Accordingly, there is a need in the art for compounds that modulate neural cell adhesion, migration and/or survival, such as compounds that direct neurite outgrowth, without the above-mentioned disadvantages. The present invention fulfills this need and further provides other related advantages.
In addition, permeability barriers arising from cell adhesion create difficulties for the delivery of drugs to specific tissues and tumors within the body. For example, skin patches are a convenient tool for administering drugs through the skin. However, the use of skin patches has been limited to small, hydrophobic molecules because of the epithelial and endothelial cell barriers. Similarly, endothelial cells render the blood capillaries largely impermeable to drugs, and the blood/brain barrier has hampered the targeting of drugs to the central nervous system. In addition, many solid tumors develop internal barriers that limit the delivery of anti-tumor drugs and antibodies to inner cells.
Attempts to facilitate the passage of drugs across such barriers generally rely on specific receptors or carrier proteins that transport molecules across barriers in vivo. However, such methods are often inefficient, due to low endogenous transport rates or to the poor functioning of a carrier protein with drugs. While improved efficiency has been achieved using a variety of chemical agents that disrupt cell adhesion, such agents are typically associated with undesirable side-effects, may require invasive procedures for administration and may result in irreversible effects. It has been suggested that linear synthetic peptides containing a cadherin CAR sequence may be employed for drug transport (WO 91/04745), but such peptides are often metabolically unstable and are generally considered to be poor therapeutic agents.
Accordingly, there is a need in the art for compounds that modulate cell adhesion and improve drug delivery across permeability barriers without such disadvantages. The present invention fulfills this need and further provides other related advantages.

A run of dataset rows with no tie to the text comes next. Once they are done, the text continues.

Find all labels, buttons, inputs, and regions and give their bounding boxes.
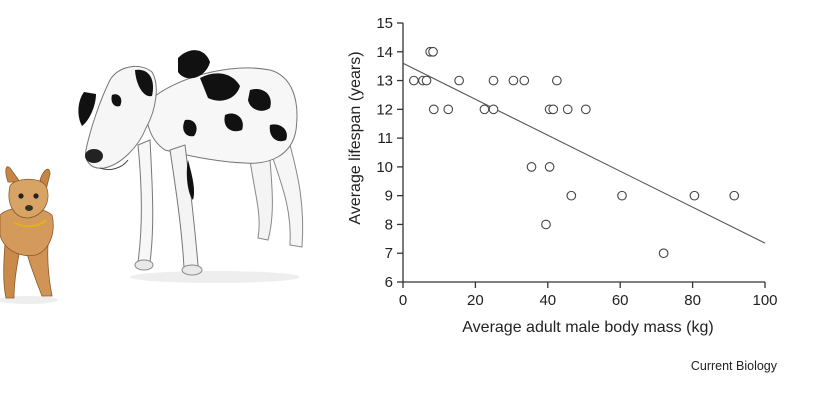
scatter-point [552, 75, 562, 86]
x-tick-label: 100 [752, 292, 777, 309]
scatter-point [544, 162, 555, 172]
scatter-point [409, 75, 419, 86]
y-tick-label: 13 [376, 73, 393, 90]
scatter-point [541, 219, 551, 230]
scatter-point [729, 190, 740, 201]
scatter-point [508, 75, 519, 86]
x-tick-label: 20 [467, 292, 484, 309]
x-tick-label: 60 [612, 292, 629, 309]
y-tick-label: 7 [385, 245, 393, 262]
scatter-point [428, 46, 438, 57]
y-tick-label: 15 [376, 15, 393, 32]
y-tick-label: 8 [385, 216, 393, 233]
chihuahua-icon [0, 166, 58, 304]
y-tick-label: 11 [377, 130, 393, 147]
x-axis: 0 20 40 60 80 100 [399, 282, 778, 309]
scatter-point [479, 104, 490, 115]
scatter-point [580, 104, 591, 115]
scatter-point [519, 75, 530, 86]
scatter-point [488, 75, 499, 86]
y-tick-label: 6 [385, 274, 393, 291]
scatter-point [443, 104, 454, 115]
y-axis-title: Average lifespan (years) [347, 51, 364, 224]
y-tick-label: 12 [376, 101, 393, 118]
x-tick-label: 0 [399, 292, 407, 309]
scatter-point [566, 190, 577, 201]
dogs-illustration [0, 50, 304, 304]
y-axis: 6 7 8 9 10 11 12 13 14 15 [376, 15, 403, 291]
scatter-point [658, 248, 669, 259]
y-tick-label: 14 [376, 44, 393, 61]
data-points [409, 46, 740, 259]
great-dane-icon [78, 50, 304, 283]
scatter-point [488, 104, 499, 115]
scatter-point [548, 104, 559, 115]
y-tick-label: 9 [385, 188, 393, 205]
scatter-point [526, 162, 537, 172]
source-credit: Current Biology [690, 359, 777, 373]
scatter-point [421, 75, 432, 86]
y-tick-label: 10 [376, 159, 393, 176]
scatter-point [454, 75, 464, 86]
trend-line [402, 62, 766, 244]
scatter-point [689, 190, 700, 201]
lifespan-scatter-chart: 6 7 8 9 10 11 12 13 14 15 0 20 40 60 80 100 Average ad… [347, 15, 778, 336]
x-tick-label: 80 [684, 292, 701, 309]
x-tick-label: 40 [539, 292, 556, 309]
scatter-point [617, 190, 627, 201]
scatter-point [428, 104, 439, 115]
scatter-point [562, 104, 573, 115]
x-axis-title: Average adult male body mass (kg) [462, 319, 713, 336]
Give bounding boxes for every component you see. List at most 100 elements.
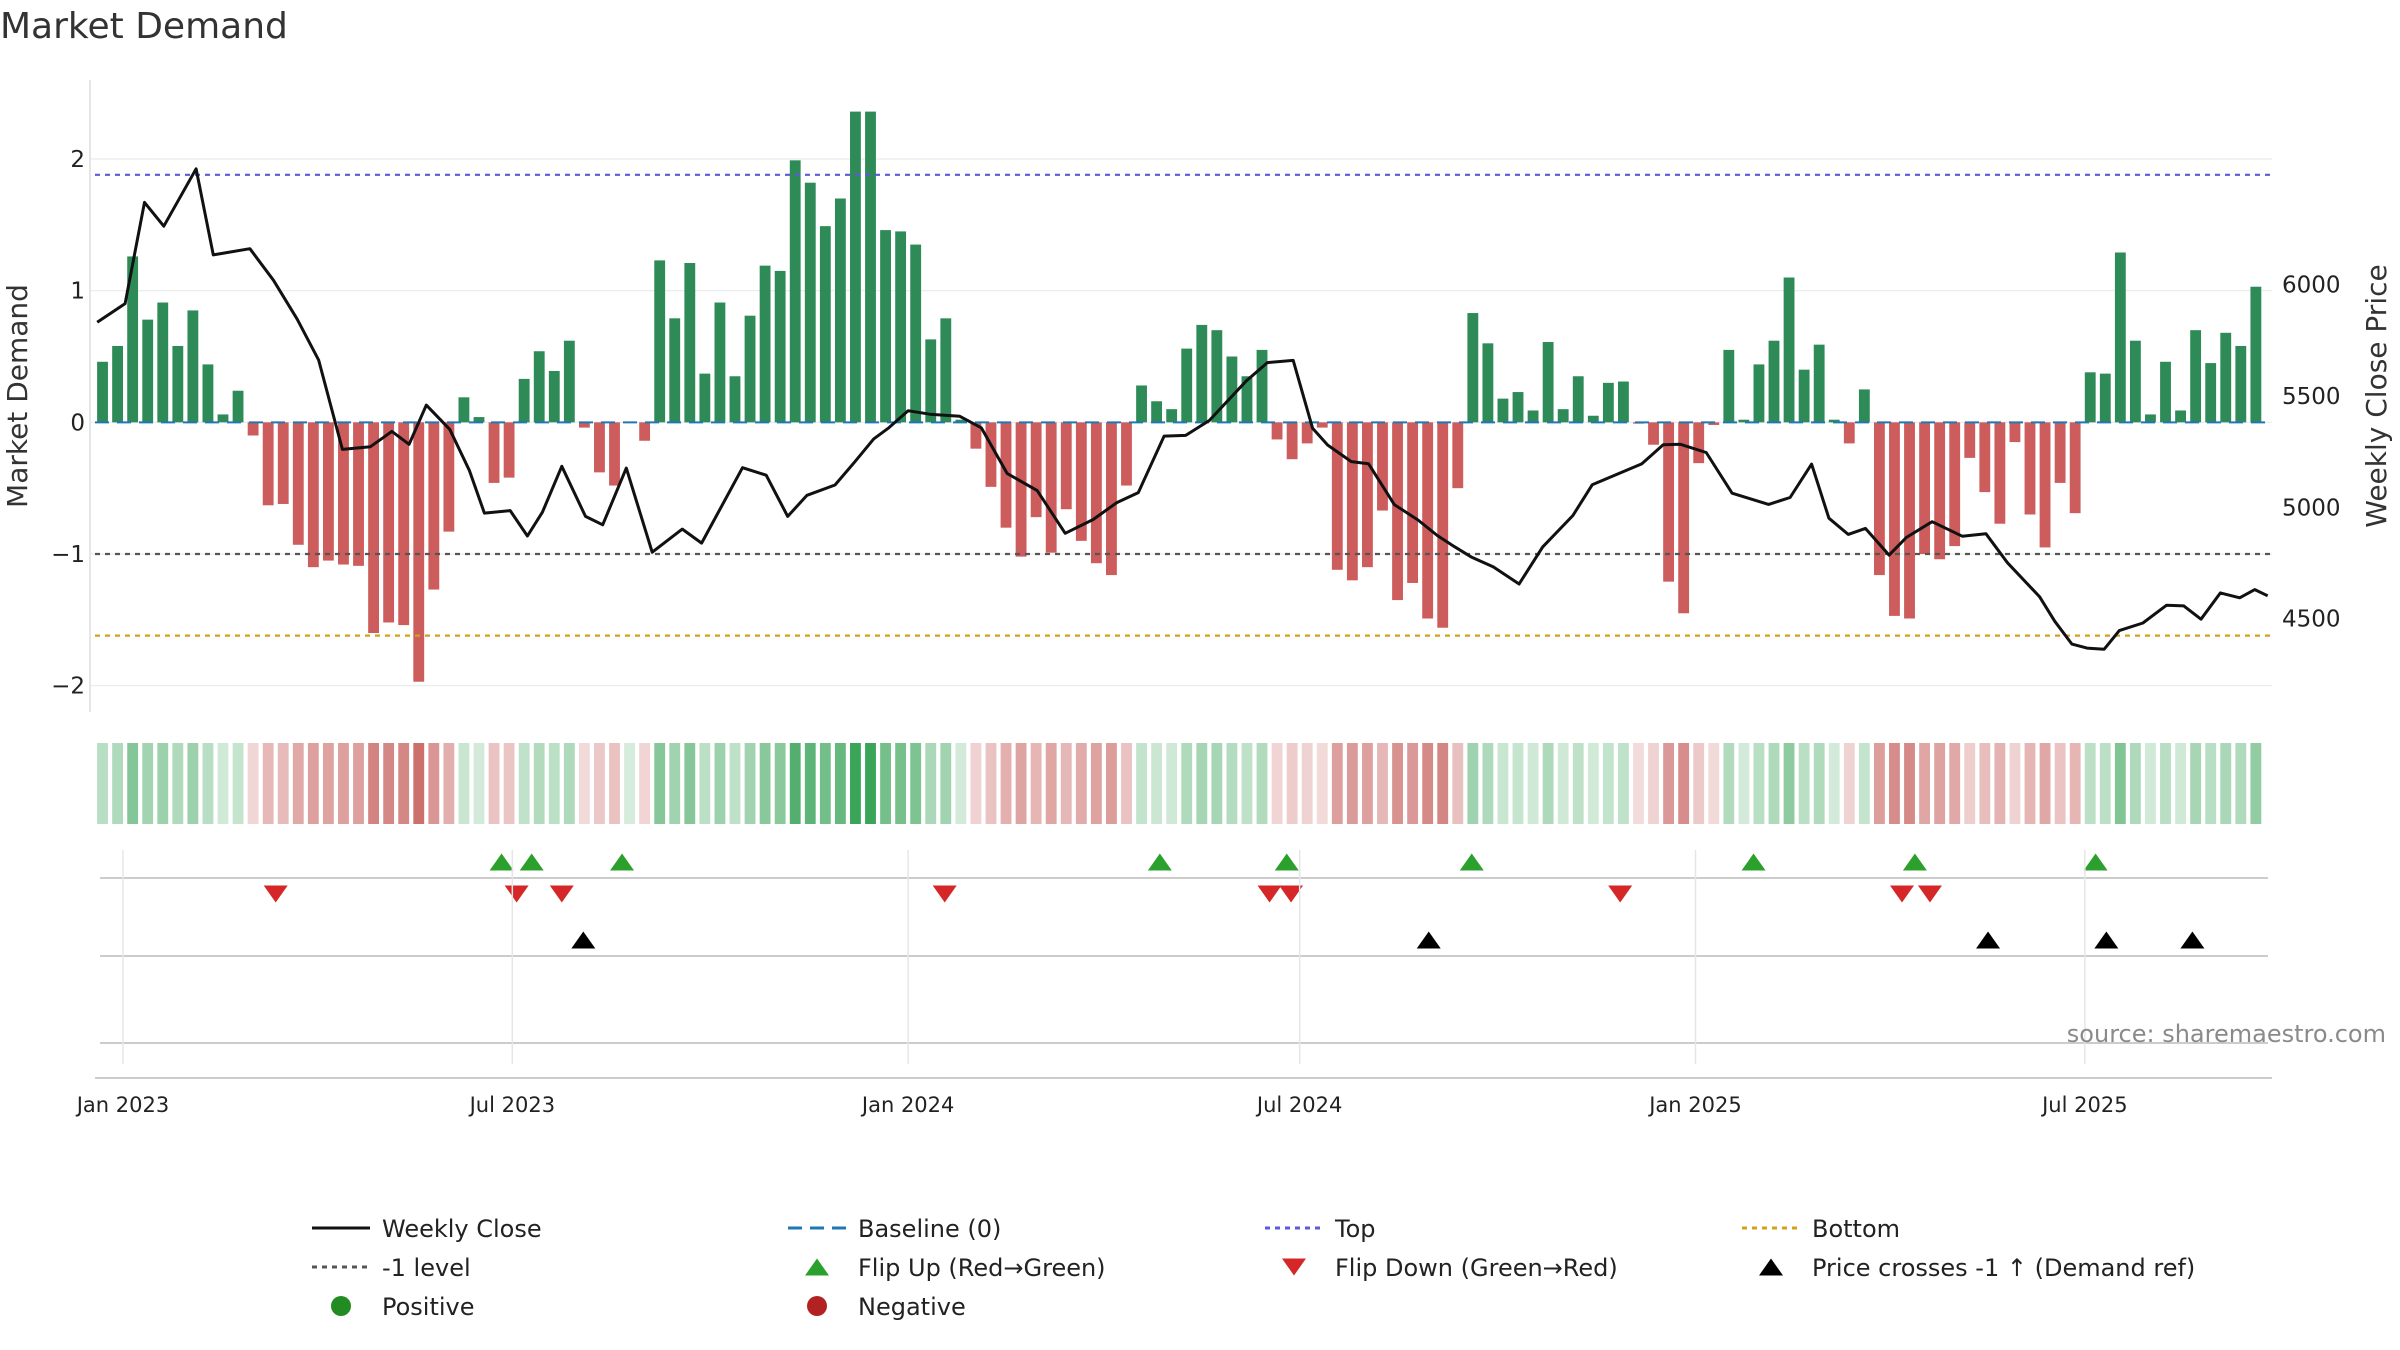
heat-cell (1467, 743, 1479, 824)
heat-cell (1331, 743, 1343, 824)
demand-bar (940, 318, 952, 423)
x-tick-label: Jul 2025 (2040, 1093, 2127, 1117)
heat-cell (2114, 743, 2126, 824)
heat-cell (1723, 743, 1735, 824)
demand-bar (2220, 332, 2232, 423)
demand-bar (1331, 422, 1343, 570)
heat-cell (850, 743, 861, 824)
demand-bar (172, 345, 184, 423)
flip-up-marker (2083, 853, 2108, 871)
heat-cell (1030, 743, 1042, 824)
demand-bar (2114, 252, 2126, 423)
demand-bar (1497, 398, 1509, 423)
demand-bar (1346, 422, 1358, 581)
heat-cell (443, 743, 455, 824)
heat-cell (1768, 743, 1780, 824)
demand-bar (609, 422, 620, 486)
heat-cell (2009, 743, 2021, 824)
demand-bar (353, 422, 364, 566)
heat-cell (307, 743, 319, 824)
heat-cell (202, 743, 214, 824)
price-cross-marker (1416, 931, 1441, 949)
heat-cell (1843, 743, 1855, 824)
heat-cell (609, 743, 620, 824)
legend-label: Negative (858, 1293, 966, 1321)
flip-down-marker (504, 885, 529, 903)
demand-bar (563, 340, 575, 423)
heat-cell (1301, 743, 1313, 824)
heat-cell (834, 743, 846, 824)
demand-bar (127, 256, 139, 423)
heat-cell (277, 743, 289, 824)
demand-bar (1226, 356, 1238, 423)
demand-bar (1286, 422, 1298, 460)
demand-bar (1422, 422, 1434, 619)
heat-cell (1512, 743, 1524, 824)
demand-bar (1392, 422, 1403, 601)
demand-bar (1121, 422, 1132, 486)
heat-cell (1527, 743, 1539, 824)
heat-cell (729, 743, 741, 824)
heat-cell (955, 743, 967, 824)
heat-cell (819, 743, 831, 824)
heat-cell (322, 743, 334, 824)
heat-cell (1678, 743, 1690, 824)
flip-down-marker (1279, 885, 1304, 903)
left-tick-label: 0 (70, 410, 85, 436)
heat-cell (2054, 743, 2066, 824)
flip-down-marker (1608, 885, 1633, 903)
demand-bar (2099, 373, 2111, 423)
heat-cell (97, 743, 108, 824)
heat-cell (1151, 743, 1163, 824)
demand-bar (1557, 409, 1569, 423)
heat-cell (232, 743, 244, 824)
demand-bar (488, 422, 500, 483)
heat-cell (925, 743, 937, 824)
heat-cell (880, 743, 891, 824)
heat-cell (1211, 743, 1223, 824)
demand-bar (1678, 422, 1690, 614)
heat-cell (639, 743, 651, 824)
demand-bar (1090, 422, 1102, 564)
left-tick-label: −1 (51, 542, 85, 568)
legend-item: Flip Down (Green→Red) (1282, 1254, 1618, 1282)
heat-cell (985, 743, 997, 824)
flip-down-marker (549, 885, 574, 903)
demand-bar (578, 422, 590, 428)
left-tick-label: 1 (70, 279, 85, 305)
demand-bar (1407, 422, 1419, 583)
flip-up-marker (489, 853, 514, 871)
demand-bar (1934, 422, 1946, 560)
demand-bar (1256, 349, 1268, 423)
heat-cell (895, 743, 907, 824)
heat-cell (1075, 743, 1087, 824)
demand-bar (1889, 422, 1900, 616)
heat-cell (1015, 743, 1027, 824)
demand-bar (1301, 422, 1313, 444)
demand-bar (1753, 364, 1765, 423)
heat-cell (1783, 743, 1795, 824)
legend-swatch (807, 1296, 827, 1316)
heat-cell (2160, 743, 2171, 824)
demand-bar (2084, 372, 2096, 423)
heat-cell (1271, 743, 1283, 824)
heat-cell (518, 743, 530, 824)
heat-cell (1798, 743, 1810, 824)
demand-bar (1000, 422, 1012, 528)
demand-bar (714, 302, 726, 423)
heat-cell (2145, 743, 2156, 824)
legend-item: Flip Up (Red→Green) (805, 1254, 1106, 1282)
heat-cell (1346, 743, 1358, 824)
demand-bar (307, 422, 319, 568)
heat-cell (699, 743, 711, 824)
legend-label: Flip Up (Red→Green) (858, 1254, 1106, 1282)
left-tick-label: −2 (51, 674, 85, 700)
legend-label: Flip Down (Green→Red) (1335, 1254, 1618, 1282)
heat-cell (2099, 743, 2111, 824)
demand-bar (669, 318, 681, 423)
demand-bar (1648, 422, 1659, 445)
demand-bar (292, 422, 304, 545)
demand-bar (744, 315, 756, 423)
flip-down-marker (1889, 885, 1914, 903)
demand-bar (865, 111, 876, 423)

Percutaneous transluminal coronary angioplasty (PTCA) is widely used as the primary treatment modality in many patients with coronary artery disease. PTCA can relieve myocardial ischemia in patients with coronary artery disease by reducing lumen obstruction and improving coronary flow. The use of this surgical procedure has grown rapidly. However, stenosis following PTCA remains a serious problem. In addition, stents are deployed in a large proportion of vascular interventions (˜70–90%) and the injury to the vessel wall from a stent can be a stimulus for restenosis. Restenosis results in significant morbidity and mortality and frequently necessitates further interventions such as repeat angioplasty or coronary bypass surgery. No surgical intervention or post-surgical treatment has proven universally effective in preventing restenosis. The processes responsible for restenosis are not completely understood but may result from a complex interplay among several different biologic agents and pathways, including overgrowth of smooth muscle cells in the intimal layers of the vessel.
Accordingly, there is a need in the art for compounds that modulate, and preferably inhibit, smooth muscle cell adhesion, proliferation, migration and/or survival. The present invention fulfills this need and further provides other related advantages.